Al final, se va a salir con la suya, pues sus mayorías en la Cámara de Representantes y en el Senado, en el extremo, terminarían cediéndole esa facultad.
Pero, la actitud desafiante de Trump frente al tribunal es preocupante. Aunque formalmente el fallo no ordena una suspensión inmediata, el mensaje político en la respuesta de Trump es devastador: los límites judiciales son negociables cuando interfieren con la agenda presidencial.
Es decir, no me salgan con el cuento de que la ley es la ley.
La cultura de respeto a la sentencia, pieza central del Estado de derecho estadounidense, se erosiona en la práctica. Lo que debería ser una regla clara —el acatamiento a la decisión judicial— se convierte en una cuestión opinable, subordinada a la conveniencia de la Casa Blanca.
La erosión no se limita al frente comercial. Paralelamente, el Ejecutivo ha emprendido un intento inédito de remover a una gobernadora de la Reserva Federal, Lisa Cook, con el argumento de “causa justificada”, sin que medie un proceso penal ni pruebas que lo sostengan.
Cook impugnó su despido en los tribunales y, por ahora, una jueza federal mantiene en suspenso la destitución. El episodio revela un impulso inquietante: subordinar a la Fed, la institución llamada a preservar la estabilidad monetaria, mediante la remoción discrecional de sus integrantes.
Si los aranceles ilegales muestran la tentación de redefinir las competencias del Congreso, el caso Cook exhibe el intento de someter a un banco central independiente a la lógica partidista.
Ambos procesos responden a la misma pulsión: moldear la ley como un obstáculo administrativo, reinterpretarla según la conveniencia del momento y, en última instancia, convertirla en un instrumento de poder político.
¿Le suena conocido?
Para Estados Unidos, el costo es doble. En el plano económico, la incertidumbre sobre la legalidad de los aranceles arroja otra dosis de incertidumbre en el panorama económico.
En el plano jurídico, la ambigüedad deliberada respecto al cumplimiento de fallos y a la independencia de la Fed mina la previsibilidad institucional que ha sido la ventaja competitiva de Estados Unidos durante más de un siglo.
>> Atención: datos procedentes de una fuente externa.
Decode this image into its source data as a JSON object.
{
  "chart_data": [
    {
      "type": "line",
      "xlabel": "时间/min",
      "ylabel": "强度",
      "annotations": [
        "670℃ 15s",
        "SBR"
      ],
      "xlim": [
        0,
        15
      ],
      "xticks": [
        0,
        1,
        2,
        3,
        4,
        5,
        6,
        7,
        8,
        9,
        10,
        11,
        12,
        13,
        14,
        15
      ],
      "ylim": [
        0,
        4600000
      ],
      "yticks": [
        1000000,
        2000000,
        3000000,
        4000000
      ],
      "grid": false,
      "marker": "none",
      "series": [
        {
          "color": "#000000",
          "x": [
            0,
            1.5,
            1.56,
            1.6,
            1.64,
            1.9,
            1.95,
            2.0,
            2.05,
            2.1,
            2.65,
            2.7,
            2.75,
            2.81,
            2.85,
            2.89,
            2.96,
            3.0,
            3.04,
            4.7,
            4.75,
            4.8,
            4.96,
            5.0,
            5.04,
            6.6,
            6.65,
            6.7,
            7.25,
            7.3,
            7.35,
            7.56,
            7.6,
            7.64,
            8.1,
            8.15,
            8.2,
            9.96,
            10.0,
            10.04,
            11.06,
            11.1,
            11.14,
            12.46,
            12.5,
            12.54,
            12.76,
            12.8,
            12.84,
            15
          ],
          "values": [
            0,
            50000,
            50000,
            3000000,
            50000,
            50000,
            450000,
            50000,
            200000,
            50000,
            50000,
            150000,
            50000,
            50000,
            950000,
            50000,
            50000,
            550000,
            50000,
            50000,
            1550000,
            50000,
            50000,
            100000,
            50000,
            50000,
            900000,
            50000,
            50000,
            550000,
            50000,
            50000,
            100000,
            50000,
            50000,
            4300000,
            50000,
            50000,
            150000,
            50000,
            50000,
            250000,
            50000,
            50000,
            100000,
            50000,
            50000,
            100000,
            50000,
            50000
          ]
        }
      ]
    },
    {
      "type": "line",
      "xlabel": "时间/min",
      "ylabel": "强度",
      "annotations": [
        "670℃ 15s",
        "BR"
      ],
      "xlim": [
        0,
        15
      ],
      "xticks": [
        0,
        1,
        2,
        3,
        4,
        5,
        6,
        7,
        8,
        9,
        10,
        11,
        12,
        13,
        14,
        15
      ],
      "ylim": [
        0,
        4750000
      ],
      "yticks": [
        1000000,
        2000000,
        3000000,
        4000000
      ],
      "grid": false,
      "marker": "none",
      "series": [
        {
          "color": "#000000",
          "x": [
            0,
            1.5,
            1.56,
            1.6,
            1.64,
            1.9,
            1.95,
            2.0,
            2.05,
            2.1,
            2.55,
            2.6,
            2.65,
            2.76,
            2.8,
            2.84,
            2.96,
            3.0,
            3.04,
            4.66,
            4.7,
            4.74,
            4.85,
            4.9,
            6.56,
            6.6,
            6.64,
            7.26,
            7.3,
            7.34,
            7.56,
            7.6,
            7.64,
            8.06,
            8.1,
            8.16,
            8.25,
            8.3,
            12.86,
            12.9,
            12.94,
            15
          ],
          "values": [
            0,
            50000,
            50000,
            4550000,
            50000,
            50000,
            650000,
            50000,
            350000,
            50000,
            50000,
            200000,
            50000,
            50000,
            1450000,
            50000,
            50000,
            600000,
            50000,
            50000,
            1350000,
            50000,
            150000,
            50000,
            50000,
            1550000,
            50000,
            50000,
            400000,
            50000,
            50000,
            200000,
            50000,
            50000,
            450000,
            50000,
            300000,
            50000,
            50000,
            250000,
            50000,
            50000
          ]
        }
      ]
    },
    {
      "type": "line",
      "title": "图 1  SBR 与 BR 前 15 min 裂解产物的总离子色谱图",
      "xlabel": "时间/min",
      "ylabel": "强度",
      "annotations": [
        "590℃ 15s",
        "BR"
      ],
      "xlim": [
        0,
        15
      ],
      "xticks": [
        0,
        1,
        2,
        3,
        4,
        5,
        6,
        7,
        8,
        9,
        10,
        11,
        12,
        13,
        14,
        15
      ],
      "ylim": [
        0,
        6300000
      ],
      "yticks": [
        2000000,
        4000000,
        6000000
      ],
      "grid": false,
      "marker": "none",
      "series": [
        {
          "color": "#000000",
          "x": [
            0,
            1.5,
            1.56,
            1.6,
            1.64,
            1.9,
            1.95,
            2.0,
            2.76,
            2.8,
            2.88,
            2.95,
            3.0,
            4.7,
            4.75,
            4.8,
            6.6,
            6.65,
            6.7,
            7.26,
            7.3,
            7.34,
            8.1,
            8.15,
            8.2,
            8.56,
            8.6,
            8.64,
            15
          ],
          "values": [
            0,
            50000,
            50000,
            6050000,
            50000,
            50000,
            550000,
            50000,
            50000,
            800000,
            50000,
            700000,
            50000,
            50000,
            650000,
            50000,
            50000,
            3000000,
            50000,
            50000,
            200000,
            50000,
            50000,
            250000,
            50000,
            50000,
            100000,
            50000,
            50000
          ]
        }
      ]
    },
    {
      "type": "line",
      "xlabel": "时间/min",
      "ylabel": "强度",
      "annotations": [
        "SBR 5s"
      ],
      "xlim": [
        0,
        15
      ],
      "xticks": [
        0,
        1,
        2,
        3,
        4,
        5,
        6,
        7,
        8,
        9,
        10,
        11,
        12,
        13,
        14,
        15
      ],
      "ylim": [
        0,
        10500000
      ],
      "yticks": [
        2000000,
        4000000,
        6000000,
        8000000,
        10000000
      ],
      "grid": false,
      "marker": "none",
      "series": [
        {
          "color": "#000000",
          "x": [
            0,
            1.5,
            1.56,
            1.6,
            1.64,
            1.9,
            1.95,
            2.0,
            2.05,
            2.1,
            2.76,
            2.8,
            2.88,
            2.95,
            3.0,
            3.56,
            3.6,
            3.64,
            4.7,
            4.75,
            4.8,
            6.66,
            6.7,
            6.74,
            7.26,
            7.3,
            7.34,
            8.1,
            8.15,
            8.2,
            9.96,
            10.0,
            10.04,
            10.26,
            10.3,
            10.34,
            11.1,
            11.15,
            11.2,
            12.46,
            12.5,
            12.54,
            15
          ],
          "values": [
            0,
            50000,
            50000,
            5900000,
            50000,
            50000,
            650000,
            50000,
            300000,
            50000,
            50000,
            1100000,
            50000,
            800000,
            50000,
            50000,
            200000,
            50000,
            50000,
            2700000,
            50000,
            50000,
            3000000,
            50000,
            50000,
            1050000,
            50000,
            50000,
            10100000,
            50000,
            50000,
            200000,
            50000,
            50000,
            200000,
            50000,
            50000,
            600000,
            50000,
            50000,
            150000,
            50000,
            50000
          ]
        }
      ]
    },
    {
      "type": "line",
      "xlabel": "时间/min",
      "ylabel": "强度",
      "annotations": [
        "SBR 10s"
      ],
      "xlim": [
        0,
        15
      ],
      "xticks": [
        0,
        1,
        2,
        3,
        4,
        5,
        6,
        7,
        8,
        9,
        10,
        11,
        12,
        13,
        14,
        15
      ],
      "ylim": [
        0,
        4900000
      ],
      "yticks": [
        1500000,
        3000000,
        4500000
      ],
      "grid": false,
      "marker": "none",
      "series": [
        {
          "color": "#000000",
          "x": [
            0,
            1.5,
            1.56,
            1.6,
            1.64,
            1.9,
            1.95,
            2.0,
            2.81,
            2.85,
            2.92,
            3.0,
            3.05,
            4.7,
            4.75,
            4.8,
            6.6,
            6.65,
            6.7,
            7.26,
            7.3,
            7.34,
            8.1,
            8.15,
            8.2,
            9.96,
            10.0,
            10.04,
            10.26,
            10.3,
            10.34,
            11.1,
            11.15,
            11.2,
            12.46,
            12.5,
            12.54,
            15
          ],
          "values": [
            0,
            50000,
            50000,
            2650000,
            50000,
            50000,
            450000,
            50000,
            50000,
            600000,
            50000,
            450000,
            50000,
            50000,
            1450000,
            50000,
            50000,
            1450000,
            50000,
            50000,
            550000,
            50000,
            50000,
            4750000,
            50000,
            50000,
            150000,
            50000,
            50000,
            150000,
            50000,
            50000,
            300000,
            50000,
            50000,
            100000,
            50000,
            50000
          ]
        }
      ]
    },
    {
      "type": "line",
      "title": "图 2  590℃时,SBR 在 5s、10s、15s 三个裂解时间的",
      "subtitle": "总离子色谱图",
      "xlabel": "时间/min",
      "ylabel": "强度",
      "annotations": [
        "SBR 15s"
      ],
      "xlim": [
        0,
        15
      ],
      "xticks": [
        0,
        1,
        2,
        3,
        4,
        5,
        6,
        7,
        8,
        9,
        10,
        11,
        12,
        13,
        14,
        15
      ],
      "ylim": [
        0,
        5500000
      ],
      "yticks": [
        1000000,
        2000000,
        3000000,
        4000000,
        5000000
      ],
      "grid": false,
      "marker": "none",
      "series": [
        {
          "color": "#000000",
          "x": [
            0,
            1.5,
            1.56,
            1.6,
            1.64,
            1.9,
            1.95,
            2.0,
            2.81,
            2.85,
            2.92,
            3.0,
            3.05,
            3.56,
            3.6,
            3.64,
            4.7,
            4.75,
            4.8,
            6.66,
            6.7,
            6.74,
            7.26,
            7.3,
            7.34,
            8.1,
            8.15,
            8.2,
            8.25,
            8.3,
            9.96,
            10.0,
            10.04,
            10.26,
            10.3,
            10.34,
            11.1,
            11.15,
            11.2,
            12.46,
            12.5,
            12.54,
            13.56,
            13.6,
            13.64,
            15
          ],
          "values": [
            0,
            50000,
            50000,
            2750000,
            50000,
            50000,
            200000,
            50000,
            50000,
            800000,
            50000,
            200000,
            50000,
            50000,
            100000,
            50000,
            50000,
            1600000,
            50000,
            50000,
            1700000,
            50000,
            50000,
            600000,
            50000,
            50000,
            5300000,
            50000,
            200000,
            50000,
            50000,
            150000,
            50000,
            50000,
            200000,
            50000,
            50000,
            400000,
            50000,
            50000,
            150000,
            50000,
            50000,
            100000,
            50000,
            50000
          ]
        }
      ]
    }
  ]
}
Cuando se instala la idea de que el presidente puede remover gobernadores incómodos de la Fed o mantener tarifas cuestionadas por los jueces, los mercados eventualmente van a descontar mayores primas de riesgo y la credibilidad del dólar como refugio financiero se ve afectada adicionalmente.
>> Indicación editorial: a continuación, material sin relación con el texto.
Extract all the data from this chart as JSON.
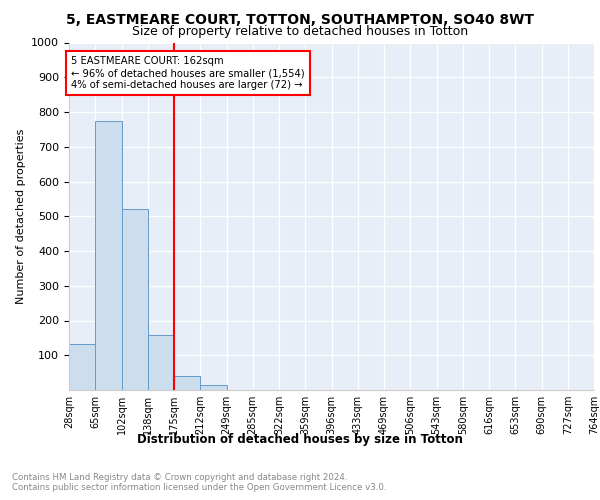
{
  "title1": "5, EASTMEARE COURT, TOTTON, SOUTHAMPTON, SO40 8WT",
  "title2": "Size of property relative to detached houses in Totton",
  "xlabel": "Distribution of detached houses by size in Totton",
  "ylabel": "Number of detached properties",
  "bins": [
    "28sqm",
    "65sqm",
    "102sqm",
    "138sqm",
    "175sqm",
    "212sqm",
    "249sqm",
    "285sqm",
    "322sqm",
    "359sqm",
    "396sqm",
    "433sqm",
    "469sqm",
    "506sqm",
    "543sqm",
    "580sqm",
    "616sqm",
    "653sqm",
    "690sqm",
    "727sqm",
    "764sqm"
  ],
  "values": [
    133,
    775,
    522,
    158,
    40,
    14,
    0,
    0,
    0,
    0,
    0,
    0,
    0,
    0,
    0,
    0,
    0,
    0,
    0,
    0
  ],
  "bar_color": "#ccdded",
  "bar_edge_color": "#6699cc",
  "annotation_title": "5 EASTMEARE COURT: 162sqm",
  "annotation_line1": "← 96% of detached houses are smaller (1,554)",
  "annotation_line2": "4% of semi-detached houses are larger (72) →",
  "annot_box_color": "white",
  "annot_box_edge": "red",
  "vline_color": "red",
  "ylim": [
    0,
    1000
  ],
  "yticks": [
    0,
    100,
    200,
    300,
    400,
    500,
    600,
    700,
    800,
    900,
    1000
  ],
  "plot_bg_color": "#e8eef8",
  "footnote": "Contains HM Land Registry data © Crown copyright and database right 2024.\nContains public sector information licensed under the Open Government Licence v3.0.",
  "footnote_color": "#888888",
  "title1_fontsize": 10,
  "title2_fontsize": 9
}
En el ámbito internacional, la señal es aún más delicada. Si la primera economía del mundo normaliza la política por encima del derecho, otros gobiernos se sentirán autorizados para romper sus propios diques legales.
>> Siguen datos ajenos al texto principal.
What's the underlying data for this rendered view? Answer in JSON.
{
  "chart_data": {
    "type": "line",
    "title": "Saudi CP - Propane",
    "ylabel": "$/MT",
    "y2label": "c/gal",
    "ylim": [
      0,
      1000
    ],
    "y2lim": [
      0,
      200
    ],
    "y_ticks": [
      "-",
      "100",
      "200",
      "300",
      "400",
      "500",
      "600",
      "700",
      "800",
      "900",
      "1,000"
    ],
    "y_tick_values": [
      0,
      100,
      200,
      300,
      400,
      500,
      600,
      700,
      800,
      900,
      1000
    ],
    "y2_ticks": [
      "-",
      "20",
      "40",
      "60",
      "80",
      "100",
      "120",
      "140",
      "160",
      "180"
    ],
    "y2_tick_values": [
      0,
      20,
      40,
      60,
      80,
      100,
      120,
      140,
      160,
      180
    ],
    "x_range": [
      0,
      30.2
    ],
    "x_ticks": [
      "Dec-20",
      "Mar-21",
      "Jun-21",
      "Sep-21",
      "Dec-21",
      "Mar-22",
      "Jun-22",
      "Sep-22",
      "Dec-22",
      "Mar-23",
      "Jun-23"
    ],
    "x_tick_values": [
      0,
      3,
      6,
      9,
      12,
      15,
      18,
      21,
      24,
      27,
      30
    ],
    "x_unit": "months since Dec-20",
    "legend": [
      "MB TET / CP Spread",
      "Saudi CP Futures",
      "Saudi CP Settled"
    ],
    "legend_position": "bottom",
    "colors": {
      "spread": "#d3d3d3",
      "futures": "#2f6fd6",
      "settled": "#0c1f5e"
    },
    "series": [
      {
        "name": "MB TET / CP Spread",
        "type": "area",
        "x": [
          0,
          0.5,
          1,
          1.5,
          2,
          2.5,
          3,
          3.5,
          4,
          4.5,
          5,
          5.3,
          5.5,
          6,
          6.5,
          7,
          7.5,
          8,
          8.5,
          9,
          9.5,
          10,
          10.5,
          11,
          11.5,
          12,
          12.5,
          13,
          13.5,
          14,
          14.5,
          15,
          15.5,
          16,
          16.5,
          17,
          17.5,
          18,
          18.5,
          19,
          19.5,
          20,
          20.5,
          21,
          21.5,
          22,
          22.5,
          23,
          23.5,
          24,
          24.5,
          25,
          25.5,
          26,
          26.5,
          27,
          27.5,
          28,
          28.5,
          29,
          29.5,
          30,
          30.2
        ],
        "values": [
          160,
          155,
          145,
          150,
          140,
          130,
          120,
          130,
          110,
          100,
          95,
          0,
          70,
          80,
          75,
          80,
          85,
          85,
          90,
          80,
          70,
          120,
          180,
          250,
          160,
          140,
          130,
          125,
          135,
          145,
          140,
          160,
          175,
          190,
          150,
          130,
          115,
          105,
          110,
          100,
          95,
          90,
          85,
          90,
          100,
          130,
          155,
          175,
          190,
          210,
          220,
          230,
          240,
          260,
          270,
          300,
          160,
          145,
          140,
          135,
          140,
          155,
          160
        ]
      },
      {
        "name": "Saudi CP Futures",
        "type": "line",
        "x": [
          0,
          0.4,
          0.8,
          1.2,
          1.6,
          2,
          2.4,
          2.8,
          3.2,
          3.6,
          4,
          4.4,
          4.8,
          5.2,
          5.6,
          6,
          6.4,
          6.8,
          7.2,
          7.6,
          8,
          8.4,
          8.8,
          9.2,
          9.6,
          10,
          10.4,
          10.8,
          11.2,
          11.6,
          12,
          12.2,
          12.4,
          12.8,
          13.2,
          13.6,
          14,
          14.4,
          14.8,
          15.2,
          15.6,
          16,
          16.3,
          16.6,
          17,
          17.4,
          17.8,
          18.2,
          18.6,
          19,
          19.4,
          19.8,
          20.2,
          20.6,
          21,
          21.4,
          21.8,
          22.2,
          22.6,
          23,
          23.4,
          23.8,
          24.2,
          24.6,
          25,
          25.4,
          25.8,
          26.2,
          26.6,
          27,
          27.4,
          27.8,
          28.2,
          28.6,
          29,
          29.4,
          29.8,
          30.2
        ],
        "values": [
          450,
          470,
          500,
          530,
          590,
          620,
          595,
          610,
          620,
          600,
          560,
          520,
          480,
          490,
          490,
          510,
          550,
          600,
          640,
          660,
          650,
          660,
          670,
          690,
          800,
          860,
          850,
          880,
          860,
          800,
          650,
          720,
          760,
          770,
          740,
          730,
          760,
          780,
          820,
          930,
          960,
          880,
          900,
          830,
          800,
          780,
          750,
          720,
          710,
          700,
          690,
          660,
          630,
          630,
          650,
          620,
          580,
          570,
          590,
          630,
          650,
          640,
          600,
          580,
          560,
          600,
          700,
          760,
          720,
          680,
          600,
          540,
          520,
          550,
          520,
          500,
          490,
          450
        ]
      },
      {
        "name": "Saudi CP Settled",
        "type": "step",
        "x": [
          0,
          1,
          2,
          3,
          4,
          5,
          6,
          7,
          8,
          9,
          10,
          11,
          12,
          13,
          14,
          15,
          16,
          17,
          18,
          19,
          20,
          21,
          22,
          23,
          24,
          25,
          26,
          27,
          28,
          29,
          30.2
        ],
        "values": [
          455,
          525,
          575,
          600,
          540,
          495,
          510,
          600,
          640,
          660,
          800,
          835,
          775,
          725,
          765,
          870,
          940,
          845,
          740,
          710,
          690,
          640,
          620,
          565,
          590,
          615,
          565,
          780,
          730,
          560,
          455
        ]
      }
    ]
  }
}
Podríamos ver la proliferación de aranceles improvisados, represalias, litigios cruzados y un debilitamiento del marco común que sostiene el comercio global.
La arquitectura internacional, ya tensionada por la rivalidad entre China y Estados Unidos y por el curso sinuoso de la transición energética, perdería las anclas normativas que le dan certidumbre.
Conviene subrayar que el fallo de la corte de apelaciones no liquida de inmediato los aranceles. Ordena revisar el alcance del remedio y abre la vía a que la Suprema Corte intervenga. Pero la doctrina ya está trazada: la IEEPA no es una carta blanca para legislar por decreto en materia de comercio exterior.
La pelota vuelve al Congreso. Y con ella, regresa la pregunta de fondo: ¿gobiernan las leyes o gobiernan las urgencias autodeclaradas?
En este contexto, la frase “no me salgan con que la ley es la ley” deja de ser una provocación retórica y se convierte en diagnóstico: refleja a gobiernos que confunden voluntad con derecho.
Si Estados Unidos quiere preservar su liderazgo global, debe demostrar que la ley sí es la ley: acatar sentencias así sean impopulares, blindar la autonomía de su banco central y procesar sus diferencias a través de los cauces institucionales.
De lo contrario, la potencia que ayudó a escribir las reglas del sistema internacional terminará jugando sin reglas, y será el resto del mundo el que pague la factura.